There were actually 2 problems with my setup at this point - none of the UFW rules were properly applying and the Docker container ports which were mapped to the host were being bound to -all- interfaces. This is default Docker behavior I was unaware of; if your box is not behind a firewall or at least NAT’d behind a router, that port is now open to the internet.
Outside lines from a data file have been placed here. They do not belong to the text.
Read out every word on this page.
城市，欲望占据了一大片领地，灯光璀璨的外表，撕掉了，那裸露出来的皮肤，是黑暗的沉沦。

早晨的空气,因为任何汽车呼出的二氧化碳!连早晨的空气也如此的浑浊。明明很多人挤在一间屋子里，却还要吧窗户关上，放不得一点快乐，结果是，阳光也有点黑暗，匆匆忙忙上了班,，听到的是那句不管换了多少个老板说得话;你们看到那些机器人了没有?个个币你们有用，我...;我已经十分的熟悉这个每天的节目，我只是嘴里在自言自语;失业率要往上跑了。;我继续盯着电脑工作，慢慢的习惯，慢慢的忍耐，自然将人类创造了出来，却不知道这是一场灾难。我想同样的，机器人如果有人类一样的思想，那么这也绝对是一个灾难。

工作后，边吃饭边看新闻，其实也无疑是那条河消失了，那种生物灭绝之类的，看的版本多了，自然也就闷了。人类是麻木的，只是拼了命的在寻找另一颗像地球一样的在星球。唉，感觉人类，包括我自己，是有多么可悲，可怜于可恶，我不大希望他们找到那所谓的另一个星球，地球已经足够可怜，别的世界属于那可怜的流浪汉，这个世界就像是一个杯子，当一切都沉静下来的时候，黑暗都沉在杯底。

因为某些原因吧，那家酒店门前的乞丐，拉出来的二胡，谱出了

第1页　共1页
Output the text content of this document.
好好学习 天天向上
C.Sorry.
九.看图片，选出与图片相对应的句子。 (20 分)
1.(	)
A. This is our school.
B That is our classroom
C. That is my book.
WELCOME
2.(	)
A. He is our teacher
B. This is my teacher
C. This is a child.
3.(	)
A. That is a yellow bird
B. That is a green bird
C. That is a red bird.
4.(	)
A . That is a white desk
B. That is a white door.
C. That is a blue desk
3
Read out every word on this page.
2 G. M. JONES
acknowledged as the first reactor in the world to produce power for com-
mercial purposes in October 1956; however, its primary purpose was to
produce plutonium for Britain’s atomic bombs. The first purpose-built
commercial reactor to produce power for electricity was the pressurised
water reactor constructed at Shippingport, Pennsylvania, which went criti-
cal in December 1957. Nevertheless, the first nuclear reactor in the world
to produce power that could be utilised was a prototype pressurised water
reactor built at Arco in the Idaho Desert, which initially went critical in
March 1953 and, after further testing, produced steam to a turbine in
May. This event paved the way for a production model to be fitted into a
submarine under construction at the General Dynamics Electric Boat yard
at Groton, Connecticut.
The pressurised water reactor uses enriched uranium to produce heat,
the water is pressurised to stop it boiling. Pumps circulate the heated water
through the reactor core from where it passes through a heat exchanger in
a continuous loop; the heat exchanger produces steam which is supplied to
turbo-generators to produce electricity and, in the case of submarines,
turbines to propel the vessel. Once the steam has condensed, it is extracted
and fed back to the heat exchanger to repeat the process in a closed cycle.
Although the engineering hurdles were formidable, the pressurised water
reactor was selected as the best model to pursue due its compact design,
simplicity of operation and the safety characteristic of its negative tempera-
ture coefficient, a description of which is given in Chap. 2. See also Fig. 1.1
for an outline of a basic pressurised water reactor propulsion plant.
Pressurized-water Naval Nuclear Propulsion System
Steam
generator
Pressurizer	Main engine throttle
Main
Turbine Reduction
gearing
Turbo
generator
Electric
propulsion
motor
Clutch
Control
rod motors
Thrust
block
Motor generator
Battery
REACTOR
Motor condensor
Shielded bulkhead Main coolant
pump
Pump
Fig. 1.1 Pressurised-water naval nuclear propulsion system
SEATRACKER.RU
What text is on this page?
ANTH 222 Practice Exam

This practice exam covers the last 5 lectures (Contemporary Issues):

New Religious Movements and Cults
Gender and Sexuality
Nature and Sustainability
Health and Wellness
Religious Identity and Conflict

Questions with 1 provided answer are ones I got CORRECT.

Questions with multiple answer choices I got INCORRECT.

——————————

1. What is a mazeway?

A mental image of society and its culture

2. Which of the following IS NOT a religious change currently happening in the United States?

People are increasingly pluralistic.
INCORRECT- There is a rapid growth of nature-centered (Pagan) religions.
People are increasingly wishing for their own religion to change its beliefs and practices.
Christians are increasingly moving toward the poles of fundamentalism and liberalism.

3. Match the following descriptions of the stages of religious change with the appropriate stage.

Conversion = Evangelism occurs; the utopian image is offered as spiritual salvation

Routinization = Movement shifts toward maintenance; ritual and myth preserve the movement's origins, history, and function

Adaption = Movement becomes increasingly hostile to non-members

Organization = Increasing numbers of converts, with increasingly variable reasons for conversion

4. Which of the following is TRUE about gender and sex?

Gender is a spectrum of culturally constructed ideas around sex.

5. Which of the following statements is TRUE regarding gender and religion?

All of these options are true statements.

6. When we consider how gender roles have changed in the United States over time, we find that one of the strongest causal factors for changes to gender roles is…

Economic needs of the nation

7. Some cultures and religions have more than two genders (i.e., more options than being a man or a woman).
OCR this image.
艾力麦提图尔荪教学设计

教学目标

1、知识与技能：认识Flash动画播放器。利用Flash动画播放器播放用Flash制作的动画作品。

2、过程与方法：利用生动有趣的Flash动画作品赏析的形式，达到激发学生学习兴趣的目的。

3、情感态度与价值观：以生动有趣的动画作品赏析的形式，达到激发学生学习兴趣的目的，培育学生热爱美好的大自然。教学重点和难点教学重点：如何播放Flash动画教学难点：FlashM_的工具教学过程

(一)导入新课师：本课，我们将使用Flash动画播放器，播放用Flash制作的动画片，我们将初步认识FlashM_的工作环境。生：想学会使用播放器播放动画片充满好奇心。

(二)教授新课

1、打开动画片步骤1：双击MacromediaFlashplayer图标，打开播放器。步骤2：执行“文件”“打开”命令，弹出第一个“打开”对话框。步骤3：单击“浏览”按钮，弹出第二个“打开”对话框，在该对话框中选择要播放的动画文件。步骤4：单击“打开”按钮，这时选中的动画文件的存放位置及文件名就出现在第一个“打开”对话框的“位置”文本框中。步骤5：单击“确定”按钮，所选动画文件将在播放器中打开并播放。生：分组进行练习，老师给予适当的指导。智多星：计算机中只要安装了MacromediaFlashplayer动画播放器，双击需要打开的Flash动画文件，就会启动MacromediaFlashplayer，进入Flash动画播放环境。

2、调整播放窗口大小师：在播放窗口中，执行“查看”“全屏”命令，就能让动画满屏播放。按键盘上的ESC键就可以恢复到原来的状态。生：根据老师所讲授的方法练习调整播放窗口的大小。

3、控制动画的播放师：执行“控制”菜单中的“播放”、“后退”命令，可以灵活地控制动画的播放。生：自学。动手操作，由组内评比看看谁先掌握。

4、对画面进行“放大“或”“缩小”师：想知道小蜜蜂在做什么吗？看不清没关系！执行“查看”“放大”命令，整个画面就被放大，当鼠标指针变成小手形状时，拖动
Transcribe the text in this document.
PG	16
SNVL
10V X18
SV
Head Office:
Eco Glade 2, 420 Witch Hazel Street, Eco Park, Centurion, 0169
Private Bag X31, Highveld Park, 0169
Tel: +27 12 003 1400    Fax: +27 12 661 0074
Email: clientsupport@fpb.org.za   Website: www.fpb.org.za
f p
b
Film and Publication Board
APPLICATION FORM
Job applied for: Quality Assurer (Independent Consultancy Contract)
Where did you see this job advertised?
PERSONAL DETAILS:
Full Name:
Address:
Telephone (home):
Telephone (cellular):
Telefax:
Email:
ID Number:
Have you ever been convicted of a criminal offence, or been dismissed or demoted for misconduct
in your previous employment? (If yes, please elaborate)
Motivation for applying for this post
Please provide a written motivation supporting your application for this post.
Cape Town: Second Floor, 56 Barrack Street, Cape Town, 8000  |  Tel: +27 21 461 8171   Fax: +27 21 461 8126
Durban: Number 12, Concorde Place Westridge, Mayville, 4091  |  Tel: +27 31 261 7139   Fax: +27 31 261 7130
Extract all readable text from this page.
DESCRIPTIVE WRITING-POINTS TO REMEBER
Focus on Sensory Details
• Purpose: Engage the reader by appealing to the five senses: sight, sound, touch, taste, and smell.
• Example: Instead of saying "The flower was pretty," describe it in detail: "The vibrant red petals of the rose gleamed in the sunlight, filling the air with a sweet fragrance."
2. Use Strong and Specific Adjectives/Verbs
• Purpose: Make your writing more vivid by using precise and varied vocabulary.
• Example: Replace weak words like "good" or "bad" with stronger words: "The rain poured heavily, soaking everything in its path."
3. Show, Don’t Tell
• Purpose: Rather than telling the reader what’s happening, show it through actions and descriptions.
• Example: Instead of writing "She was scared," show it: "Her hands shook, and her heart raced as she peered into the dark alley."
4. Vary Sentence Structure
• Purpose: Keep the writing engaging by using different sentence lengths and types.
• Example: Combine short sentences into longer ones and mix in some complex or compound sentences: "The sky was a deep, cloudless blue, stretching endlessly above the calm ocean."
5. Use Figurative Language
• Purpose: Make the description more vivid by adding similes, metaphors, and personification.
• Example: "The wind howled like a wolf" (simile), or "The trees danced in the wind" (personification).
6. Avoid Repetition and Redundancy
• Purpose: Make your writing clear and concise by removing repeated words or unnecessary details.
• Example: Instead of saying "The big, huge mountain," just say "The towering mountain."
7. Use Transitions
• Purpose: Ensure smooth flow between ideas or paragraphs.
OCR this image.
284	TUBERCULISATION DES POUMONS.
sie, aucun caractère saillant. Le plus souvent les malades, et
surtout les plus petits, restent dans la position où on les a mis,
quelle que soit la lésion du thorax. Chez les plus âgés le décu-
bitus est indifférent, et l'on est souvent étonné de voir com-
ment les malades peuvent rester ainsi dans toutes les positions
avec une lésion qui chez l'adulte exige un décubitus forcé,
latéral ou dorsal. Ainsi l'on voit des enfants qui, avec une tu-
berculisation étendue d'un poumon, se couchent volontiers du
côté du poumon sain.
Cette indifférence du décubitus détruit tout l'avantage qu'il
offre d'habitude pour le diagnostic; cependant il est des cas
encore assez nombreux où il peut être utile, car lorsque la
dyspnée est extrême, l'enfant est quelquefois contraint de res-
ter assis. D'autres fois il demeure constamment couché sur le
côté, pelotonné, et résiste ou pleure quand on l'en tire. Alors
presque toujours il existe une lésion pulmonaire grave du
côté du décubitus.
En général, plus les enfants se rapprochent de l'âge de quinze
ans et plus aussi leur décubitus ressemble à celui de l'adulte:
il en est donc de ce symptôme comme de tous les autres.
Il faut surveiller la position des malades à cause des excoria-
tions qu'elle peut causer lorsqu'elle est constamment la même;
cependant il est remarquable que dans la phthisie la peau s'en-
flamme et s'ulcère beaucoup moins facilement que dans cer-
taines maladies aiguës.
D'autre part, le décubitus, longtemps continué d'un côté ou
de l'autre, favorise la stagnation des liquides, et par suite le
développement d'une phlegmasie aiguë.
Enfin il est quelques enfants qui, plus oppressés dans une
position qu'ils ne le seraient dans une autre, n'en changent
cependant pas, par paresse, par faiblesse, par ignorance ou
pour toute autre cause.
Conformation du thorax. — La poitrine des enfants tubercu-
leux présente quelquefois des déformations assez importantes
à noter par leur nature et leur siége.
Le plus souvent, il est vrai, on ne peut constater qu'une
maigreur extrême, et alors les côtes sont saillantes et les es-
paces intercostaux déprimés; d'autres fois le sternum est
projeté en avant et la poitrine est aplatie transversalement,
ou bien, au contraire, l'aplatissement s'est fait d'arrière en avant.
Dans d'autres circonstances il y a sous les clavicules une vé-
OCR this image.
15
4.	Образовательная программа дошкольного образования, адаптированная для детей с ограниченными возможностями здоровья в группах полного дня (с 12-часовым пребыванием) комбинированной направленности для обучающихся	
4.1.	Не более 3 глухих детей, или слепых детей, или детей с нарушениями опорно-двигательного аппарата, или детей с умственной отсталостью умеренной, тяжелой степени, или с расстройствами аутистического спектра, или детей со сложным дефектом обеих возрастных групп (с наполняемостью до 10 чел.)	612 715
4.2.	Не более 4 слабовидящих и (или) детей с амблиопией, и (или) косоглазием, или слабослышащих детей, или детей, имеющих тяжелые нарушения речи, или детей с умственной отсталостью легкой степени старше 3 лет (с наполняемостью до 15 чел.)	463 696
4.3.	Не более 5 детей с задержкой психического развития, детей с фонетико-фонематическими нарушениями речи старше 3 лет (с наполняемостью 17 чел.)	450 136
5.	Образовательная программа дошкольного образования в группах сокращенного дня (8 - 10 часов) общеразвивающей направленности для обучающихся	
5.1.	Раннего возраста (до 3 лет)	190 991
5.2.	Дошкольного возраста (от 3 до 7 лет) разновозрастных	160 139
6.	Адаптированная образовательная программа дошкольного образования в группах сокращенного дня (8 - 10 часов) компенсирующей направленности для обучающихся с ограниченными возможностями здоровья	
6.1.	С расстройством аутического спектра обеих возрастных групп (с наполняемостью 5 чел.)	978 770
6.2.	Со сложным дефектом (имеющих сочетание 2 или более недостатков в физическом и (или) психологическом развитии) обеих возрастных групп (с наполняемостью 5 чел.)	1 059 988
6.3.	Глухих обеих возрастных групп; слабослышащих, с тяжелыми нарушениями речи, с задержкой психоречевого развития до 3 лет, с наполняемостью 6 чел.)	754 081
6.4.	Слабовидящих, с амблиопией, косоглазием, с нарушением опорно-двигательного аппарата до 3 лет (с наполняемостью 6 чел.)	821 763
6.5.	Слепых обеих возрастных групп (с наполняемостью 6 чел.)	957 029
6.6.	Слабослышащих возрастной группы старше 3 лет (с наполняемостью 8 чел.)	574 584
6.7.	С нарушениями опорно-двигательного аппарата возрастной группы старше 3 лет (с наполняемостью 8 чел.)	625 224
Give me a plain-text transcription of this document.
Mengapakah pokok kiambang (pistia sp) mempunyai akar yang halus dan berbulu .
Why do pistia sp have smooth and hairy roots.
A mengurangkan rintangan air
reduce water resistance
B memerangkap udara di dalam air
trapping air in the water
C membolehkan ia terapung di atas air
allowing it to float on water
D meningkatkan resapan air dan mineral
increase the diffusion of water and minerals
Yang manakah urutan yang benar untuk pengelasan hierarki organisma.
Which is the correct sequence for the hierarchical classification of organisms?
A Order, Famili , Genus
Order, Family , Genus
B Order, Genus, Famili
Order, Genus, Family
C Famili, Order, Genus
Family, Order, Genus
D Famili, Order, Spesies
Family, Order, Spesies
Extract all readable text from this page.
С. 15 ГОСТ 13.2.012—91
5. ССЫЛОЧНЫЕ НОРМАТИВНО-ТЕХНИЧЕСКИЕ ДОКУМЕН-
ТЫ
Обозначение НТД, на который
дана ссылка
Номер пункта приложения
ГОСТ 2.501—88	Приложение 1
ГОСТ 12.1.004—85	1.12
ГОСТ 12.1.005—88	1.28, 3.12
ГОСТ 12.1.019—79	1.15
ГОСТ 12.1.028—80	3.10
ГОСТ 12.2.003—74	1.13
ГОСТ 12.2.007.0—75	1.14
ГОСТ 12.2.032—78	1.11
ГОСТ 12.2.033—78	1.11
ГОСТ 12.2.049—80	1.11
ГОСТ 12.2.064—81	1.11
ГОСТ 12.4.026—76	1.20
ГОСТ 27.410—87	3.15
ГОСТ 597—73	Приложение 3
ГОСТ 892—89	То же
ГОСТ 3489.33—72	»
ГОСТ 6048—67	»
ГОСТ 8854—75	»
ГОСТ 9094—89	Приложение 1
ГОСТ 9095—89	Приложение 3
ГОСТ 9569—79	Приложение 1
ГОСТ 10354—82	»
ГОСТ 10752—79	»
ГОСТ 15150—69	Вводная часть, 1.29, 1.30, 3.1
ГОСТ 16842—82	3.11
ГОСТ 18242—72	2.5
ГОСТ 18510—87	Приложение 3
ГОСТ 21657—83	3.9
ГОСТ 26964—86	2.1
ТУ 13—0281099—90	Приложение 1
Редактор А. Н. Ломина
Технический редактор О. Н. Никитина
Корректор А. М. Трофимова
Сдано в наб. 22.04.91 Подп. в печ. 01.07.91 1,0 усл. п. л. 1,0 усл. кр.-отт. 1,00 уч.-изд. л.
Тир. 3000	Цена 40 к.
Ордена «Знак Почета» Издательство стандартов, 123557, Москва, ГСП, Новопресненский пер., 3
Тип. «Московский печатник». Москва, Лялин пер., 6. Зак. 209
The fix for the firewall rules problem is actually pretty simple and Docker has documentation around it: just edit /etc/docker/daemon.json
to include {"iptables": false}
and restart Docker. I did this, but for some reason Docker threw an error after I made the change and did a service docker restart
. journalctl
was no help, but the daemon started up fine with dockerd -debug
so I ended up just restarting the server. After it came back up, Docker was running perfectly with the iptables
changes intact.
After a quick nmap
I was able to confirm the mapped ports were not accessible outside the box. I ended up not mapping any container ports to the host and just let the containers communicate directly, but Docker does allow you to bind a mapped container port to a single interface with -p IP:host_port:container_port
.
Lessons learned:
- Hetzner is a great cloud provider and I’m glad they’re proactive about kicking malicious users off their platform. If you want to try them out, you can use this referral link for €20 in cloud credits
- Docker and ufw do not play nice together by default
- Even if I’m just spinning up a test container, I should probably change default creds
- If a container doesn’t need its ports mapped to the docker host, don’t map them. Just let the containers communicate with each other directly.
- If I do map ports to the host, I need to pay attention to which interface that port binds to.